Furthermore, a 'Policy Shaping' mechanism is introduced to prevent the model from becoming overly cautious and losing its exploratory capabilities due to excessive reviewing.

Across models with 1.5B-8B parameters and diverse architectures (such as Qwen and Llama), ExGRPO achieves an average improvement ranging from approximately +3.5 percentage points (for in-distribution tasks) to +7.6 percentage points (for out-of-distribution tasks) compared to traditional On-policy RL methods.

Moreover, overall training stability and efficiency have also witnessed enhancements.

However, ExGRPO confronts three major challenges.

Firstly, in larger-scale scenarios with a more diverse array of task types, will experience identification maintain its accuracy?

Secondly, establishing and maintaining an experience pool, categorizing experiences, and filtering trajectories all necessitate additional computational resources and engineering support, raising concerns regarding management costs.
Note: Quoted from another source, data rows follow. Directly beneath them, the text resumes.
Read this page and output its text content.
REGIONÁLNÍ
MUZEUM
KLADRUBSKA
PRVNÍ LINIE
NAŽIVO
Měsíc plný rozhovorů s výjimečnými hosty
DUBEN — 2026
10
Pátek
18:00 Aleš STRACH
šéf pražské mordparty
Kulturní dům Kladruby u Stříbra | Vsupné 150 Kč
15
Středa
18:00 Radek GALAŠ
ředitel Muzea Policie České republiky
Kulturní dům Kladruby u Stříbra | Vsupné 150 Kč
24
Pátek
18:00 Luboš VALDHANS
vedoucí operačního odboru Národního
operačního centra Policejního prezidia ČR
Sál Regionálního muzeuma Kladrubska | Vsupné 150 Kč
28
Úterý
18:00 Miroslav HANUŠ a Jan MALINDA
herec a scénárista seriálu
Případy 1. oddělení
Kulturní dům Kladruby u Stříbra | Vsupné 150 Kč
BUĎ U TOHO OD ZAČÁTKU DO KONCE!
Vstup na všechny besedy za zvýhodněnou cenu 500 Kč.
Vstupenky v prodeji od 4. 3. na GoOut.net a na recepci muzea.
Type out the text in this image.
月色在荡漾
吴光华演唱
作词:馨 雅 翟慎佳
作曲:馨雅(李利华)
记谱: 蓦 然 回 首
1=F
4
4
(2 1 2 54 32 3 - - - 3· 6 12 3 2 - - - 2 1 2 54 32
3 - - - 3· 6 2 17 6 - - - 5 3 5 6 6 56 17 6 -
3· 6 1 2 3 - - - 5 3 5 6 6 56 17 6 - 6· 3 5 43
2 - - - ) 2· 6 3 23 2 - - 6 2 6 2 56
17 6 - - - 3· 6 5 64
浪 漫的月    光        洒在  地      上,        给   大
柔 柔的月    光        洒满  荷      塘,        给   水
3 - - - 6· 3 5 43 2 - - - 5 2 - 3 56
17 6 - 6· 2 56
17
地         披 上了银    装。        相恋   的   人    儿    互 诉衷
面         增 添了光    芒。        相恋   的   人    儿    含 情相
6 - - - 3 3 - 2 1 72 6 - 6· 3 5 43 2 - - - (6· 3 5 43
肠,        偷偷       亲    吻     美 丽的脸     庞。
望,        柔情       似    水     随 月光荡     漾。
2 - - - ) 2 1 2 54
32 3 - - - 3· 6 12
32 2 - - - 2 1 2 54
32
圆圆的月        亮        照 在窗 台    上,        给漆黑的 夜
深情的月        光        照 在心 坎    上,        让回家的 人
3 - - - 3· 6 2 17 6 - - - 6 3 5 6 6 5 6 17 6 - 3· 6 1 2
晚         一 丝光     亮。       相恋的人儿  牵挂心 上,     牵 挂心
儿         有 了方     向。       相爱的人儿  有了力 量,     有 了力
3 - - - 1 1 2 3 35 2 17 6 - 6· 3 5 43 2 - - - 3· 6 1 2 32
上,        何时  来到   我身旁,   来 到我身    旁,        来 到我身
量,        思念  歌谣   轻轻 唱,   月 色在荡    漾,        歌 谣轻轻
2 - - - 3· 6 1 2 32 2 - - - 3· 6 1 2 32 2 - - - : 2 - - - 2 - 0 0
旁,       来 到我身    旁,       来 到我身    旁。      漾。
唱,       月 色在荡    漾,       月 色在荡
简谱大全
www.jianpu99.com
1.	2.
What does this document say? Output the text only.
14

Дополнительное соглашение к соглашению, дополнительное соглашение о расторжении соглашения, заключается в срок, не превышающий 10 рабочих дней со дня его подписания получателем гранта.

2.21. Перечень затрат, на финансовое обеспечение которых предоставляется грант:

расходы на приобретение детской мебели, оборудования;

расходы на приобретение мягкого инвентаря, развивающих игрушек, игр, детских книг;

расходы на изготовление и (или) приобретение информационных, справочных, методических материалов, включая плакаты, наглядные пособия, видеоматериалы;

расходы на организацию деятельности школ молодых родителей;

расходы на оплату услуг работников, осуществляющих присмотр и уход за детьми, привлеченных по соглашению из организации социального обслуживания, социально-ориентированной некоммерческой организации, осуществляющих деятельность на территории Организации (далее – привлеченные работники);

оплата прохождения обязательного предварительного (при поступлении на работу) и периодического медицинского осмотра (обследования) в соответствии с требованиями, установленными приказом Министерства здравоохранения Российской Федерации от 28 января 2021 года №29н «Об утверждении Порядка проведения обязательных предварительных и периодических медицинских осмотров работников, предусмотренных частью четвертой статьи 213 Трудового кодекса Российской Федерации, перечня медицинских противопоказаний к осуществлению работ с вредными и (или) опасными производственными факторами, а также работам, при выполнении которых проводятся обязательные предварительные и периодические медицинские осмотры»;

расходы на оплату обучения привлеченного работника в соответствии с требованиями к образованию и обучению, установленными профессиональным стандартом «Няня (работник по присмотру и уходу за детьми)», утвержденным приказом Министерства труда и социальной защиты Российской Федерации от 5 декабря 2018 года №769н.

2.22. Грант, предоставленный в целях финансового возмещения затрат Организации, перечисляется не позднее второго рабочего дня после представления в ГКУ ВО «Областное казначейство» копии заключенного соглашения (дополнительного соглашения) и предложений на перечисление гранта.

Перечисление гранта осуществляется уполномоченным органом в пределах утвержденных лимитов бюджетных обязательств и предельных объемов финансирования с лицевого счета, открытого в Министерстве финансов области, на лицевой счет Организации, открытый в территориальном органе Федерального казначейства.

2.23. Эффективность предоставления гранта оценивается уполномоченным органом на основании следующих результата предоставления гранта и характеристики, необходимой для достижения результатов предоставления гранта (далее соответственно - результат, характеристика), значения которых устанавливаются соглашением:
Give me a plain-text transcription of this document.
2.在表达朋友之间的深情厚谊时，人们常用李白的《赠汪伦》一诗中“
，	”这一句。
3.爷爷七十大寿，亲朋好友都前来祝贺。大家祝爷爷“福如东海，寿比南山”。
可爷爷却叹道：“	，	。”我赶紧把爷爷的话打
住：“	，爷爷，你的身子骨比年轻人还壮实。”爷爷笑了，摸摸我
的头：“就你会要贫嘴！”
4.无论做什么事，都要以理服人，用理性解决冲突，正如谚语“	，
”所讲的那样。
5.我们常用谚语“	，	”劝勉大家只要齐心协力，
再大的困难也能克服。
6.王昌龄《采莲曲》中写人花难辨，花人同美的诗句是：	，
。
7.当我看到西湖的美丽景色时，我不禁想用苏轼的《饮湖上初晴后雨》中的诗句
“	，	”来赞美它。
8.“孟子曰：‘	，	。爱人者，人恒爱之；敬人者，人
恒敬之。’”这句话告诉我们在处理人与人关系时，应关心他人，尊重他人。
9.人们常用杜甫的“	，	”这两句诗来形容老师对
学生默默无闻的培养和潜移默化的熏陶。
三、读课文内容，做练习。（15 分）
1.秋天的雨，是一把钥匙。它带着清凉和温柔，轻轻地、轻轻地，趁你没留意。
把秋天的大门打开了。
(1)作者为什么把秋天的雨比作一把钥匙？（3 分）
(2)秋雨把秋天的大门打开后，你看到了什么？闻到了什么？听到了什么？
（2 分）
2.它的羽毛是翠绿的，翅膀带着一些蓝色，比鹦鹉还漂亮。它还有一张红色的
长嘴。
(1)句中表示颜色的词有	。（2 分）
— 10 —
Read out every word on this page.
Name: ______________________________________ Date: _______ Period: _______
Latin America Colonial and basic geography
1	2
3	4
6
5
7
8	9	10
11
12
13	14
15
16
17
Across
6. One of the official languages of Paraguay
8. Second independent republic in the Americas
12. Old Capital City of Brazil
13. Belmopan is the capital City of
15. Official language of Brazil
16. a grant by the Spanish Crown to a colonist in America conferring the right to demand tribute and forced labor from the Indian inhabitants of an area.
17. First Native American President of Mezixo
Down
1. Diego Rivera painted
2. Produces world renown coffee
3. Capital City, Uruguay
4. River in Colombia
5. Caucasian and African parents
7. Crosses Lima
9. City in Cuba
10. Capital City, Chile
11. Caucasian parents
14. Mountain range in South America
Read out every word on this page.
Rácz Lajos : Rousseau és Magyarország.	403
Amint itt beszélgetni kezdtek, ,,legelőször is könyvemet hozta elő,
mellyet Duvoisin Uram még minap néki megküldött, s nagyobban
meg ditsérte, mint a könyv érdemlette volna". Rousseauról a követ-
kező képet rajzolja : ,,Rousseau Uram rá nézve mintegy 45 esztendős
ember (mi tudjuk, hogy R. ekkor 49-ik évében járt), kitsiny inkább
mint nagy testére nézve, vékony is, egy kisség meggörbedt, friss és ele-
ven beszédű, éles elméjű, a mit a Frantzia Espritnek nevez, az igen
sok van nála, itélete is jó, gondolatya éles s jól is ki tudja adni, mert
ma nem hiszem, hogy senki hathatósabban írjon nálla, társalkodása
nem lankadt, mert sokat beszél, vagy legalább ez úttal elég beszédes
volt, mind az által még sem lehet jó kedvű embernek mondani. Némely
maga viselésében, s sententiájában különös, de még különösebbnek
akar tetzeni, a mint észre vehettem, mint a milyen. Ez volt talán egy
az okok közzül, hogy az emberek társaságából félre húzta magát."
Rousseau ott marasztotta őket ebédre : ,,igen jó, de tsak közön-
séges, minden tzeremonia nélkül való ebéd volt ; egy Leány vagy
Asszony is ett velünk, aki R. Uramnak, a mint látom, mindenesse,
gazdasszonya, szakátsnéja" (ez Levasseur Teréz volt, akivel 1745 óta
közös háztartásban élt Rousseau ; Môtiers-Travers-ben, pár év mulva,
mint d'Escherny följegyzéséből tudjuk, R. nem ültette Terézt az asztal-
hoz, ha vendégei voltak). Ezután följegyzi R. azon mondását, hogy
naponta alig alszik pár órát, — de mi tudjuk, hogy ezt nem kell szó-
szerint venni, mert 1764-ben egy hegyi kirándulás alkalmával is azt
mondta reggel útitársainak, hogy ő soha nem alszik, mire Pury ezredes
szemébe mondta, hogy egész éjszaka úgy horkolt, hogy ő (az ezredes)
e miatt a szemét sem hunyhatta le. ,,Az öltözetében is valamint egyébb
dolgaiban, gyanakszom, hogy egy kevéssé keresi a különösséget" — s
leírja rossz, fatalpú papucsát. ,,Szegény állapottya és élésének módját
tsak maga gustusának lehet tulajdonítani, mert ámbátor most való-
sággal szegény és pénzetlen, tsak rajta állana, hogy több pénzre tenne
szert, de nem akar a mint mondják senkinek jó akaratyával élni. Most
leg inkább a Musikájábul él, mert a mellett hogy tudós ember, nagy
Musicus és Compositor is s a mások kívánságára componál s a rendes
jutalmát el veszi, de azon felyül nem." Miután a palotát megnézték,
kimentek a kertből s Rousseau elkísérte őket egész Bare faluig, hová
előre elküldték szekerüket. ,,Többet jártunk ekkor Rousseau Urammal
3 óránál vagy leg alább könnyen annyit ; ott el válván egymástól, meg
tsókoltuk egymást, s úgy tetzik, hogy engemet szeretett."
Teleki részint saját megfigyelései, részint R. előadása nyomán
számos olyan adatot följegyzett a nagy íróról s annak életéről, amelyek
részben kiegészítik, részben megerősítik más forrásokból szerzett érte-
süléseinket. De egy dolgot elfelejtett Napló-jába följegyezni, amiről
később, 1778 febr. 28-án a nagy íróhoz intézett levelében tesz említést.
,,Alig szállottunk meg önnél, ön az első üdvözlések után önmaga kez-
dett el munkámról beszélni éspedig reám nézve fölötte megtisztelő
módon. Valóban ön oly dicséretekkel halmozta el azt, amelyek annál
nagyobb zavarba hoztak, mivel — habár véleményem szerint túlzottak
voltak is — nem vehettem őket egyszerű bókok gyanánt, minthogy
Thirdly, the paper primarily conducts tests on mathematical and general reasoning benchmarks. Whether this experience reuse mechanism will prove equally effective in tasks like language generation, dialogue, and cross-modal tasks remains to be ascertained.

Nevertheless, for model training systems, ExGRPO offers a pragmatic 'wrong-answer notebook' approach: not merely solving problems but also reviewing them; not just practicing problems but optimizing experiences.

For developers, incorporating similar experience filtering mechanisms into actual model training—archiving, labeling, and reusing successful model trajectories instead of simply discarding them—could be a viable consideration.

For industrial applications, when models necessitate long-term service, continuous learning, and rapid iteration, experience mechanisms assume paramount importance. They signify that the model not only 'knows how to do' but also 'knows how to do better.'

For future research, experience categorization, trajectory filtering, and reuse mechanisms represent a promising avenue. They may also integrate seamlessly with domains like automated experience selection, meta-learning, and continual online learning.